Ditch the dialogue of the daft

十月 30, 1998

Alison Utley ("Too loving spoonfuls", THES, October 16) has touched on a major problem that almost all the dominant forces in our education system have a vested interest in ignoring. Students do expect to be spoonfed, but this is because our school education system is geared to teaching them that they should be.

Schools are required to show results - and the only ones that matter are those that can be measured, which means that getting students through examinations is paramount. The result is that students are discouraged from exploring subjects and confined to narrow exam syllabuses. It is hardly surprising they are not taught that initiative and personal responsibility for learning matter.

Teachers must not be blamed. Their career prospects, the status and income of their schools, depend on good exam results. A whole bureaucracy of supervision has been built up that believes learning can be measured simply by exam results - the inspectorate and the various quality councils.

This structure has been created by a long-running and almost entirely wrong-headed debate about "educational standards" that has centred on the so-called "gold-standard" of A level. This has served to stimulate teachers - who are actually very good at their jobs - to make every effort to get students through the exams, only to find that when they do so the goalposts are moved as politicians bray about "falling standards".

At the same time, employers are concerned about the quality of the employees they are receiving, but trapped by this dialectic of the daft into wittering about "standards" when it is the lack of initiative and a sense of personal responsibility for learning that matter. People who are self-driven are what they need and a real will to take the initiative is the key quality in any employee.
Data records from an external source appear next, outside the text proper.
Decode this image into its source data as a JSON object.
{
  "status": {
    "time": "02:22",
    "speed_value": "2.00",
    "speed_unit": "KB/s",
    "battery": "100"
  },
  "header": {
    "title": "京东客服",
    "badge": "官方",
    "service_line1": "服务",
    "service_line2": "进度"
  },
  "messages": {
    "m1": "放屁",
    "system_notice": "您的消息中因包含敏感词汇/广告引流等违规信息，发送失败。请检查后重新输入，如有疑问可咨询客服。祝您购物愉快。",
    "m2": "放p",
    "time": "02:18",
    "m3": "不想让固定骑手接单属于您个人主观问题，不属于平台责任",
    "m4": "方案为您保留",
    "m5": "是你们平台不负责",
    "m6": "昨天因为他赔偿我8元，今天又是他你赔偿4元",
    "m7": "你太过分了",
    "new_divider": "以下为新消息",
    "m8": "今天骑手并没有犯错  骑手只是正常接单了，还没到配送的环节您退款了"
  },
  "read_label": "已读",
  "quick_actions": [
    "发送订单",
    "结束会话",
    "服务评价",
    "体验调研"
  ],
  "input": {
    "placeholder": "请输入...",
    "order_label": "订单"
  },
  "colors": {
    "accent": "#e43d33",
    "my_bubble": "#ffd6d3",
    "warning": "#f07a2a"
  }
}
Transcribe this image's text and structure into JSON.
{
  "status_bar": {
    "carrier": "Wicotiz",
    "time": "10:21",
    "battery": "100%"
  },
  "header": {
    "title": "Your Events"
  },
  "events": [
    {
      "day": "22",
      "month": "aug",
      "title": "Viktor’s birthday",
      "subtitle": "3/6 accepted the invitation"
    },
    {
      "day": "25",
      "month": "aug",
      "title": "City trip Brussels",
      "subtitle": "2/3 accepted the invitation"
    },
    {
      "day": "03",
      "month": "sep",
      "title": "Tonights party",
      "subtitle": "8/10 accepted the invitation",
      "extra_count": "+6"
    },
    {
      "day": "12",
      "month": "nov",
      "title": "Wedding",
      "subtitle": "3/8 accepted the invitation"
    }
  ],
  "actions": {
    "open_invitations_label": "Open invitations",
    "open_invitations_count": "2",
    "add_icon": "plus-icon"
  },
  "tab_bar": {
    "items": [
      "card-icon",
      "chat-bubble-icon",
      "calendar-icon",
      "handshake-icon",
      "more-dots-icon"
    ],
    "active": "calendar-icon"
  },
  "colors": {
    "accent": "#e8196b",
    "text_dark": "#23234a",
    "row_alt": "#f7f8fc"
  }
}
This is not the fault of the students: British education has always tended to favour passive learning, and the primacy of exams, the linking of school incomes to exam success and the creation of a dull bureaucracy of inspection have only served to increase this passivity. Virtually all attempts to tackle this have failed. Projects and coursework were genuine efforts to get students to work for themselves, but in their anxiety for results schools effectively teach these, while there is a sub-culture of copying extending far into the internet. Teaching "skills" has been seen as an antidote, but in practice skills can be learned (but alas not applied) passively and treated like any other facts. In any case, separating skills from knowledge is artificial - in almost all fields of endeavour there is a value in having a good body of simple factual knowledge.

It is not unreasonable that schools' performance should be known and exam performance be subjected to public scrutiny. But this is now having an entirely unintended and perverse effect on our education system. The exponents of quantitative assessment are in so dominant a position that they are stifling experiment and efforts to widen the education experience.

The impact on universities is immense. We have always assumed our students want to learn and are equipped to do so. That is increasingly not the case and spoonfeeding is becoming de rigueur. New quality arrangements for universities are being discussed and we can only hope that the disastrous schools model will be avoided. We need a national debate on education, but not the dialogue of the daft we have suffered for the past 20 years. The abuse of teachers, now a national blood-sport, has been a peculiarly perverse element in this: the truth is that they are all too good at their jobs and, when the job is defined as getting students through exams, have succeeded brilliantly, as the rising pass rate at A level indicates.

There is a desperate need for reform in schools, but not the dull, mechanistic methods the quality bureaucrats have imposed. Its aim must be to get students to take the initiative. It will not be easy because such things are difficult to measure, but they are easy to discern and vital to the development of our children.